At Robberson Ford in Bend, business manager Aaron McCann said car buyers who finance their purchases are often not required to provide proof of income if their credit rating is good enough. But credit reports often indicate where the applicant works, he said. The dealership’s sales staff does not discriminate against marijuana employees who are looking for cars, McCann said.

“I just want to sell cars,” he said on March 20. “It is our policy that everyone is treated with respect, no matter who comes onto the property, no matter what line of business and how much they make. Our policy is to let the lending institution decide.”

It’s difficult to figure out how many people the legal marijuana industry employs in central Oregon, said Damon Runberg, regional economist for the Oregon Employment Department.

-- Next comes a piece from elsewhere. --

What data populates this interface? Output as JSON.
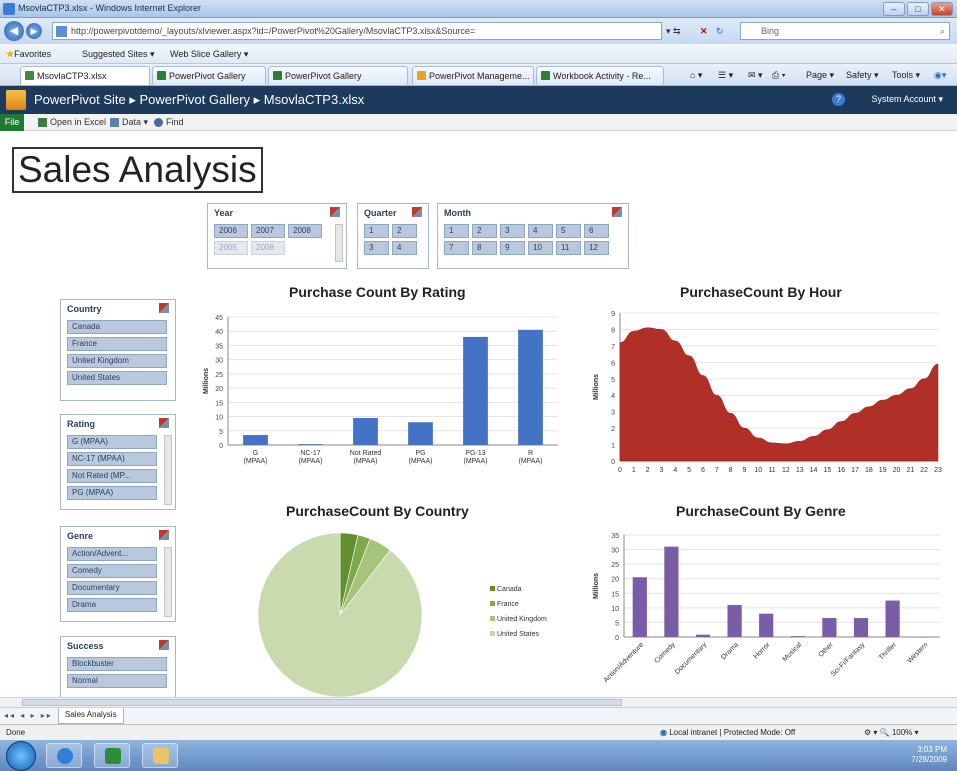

The department tracks employment using occupation codes used by the US Bureau of Labor Statistics, but the bureau doesn’t track occupations in marijuana the way it does in other sectors, such as cannabis. B. the brows, the case. Instead, marijuana-related jobs are being plowed into other categories, such as retail, Runberg said.

However, the cannabis workforce is growing. The Oregon Liquor Control Commission has issued nearly 8,500 permits to marijuana workers, including some to seasonal workers from outside Oregon, even in Canada, Mexico and Europe, said Mark Pettinger, spokesman for the OLCC Recreational Marijuana Program. Another 5,178 permits were approved but not issued until the applicant pays a fee, he said.

Any employee handling marijuana must have a permit; But support workers like accountants, marketers, or tech support staff don’t, he said. The number of permits by county is not available, he said.

Travis Eno, a “cannabis consultant” or customer service representative at Jenny’s Dispensary on NE Third Street in Bend, said he too was initially turned down for a loan last year when he tried to buy a used Ford F-150 pickup truck at Hertz Car Sales in Bend. Eno, a former Navy heavy machinery operator with two deployments to Iraq, said he works about 20 hours a week at the pharmacy.

“They ran the loan application through 30 different finance agencies before finding one,” he said. Some denied his application, citing his income from an activity considered illegal under federal law, he said. He produced a refusal form from an Anaheim, California-based lender stating this. The lender did not respond to a call for comment.

The car loan denial worries Eno about getting a mortgage. His wife’s income is on that application, but not his, he said.

“We talk so much about the good things in the industry, but there’s a dark circle around the people in it,” Eno said. “It’s a billion dollar business. People are trying to make a living.”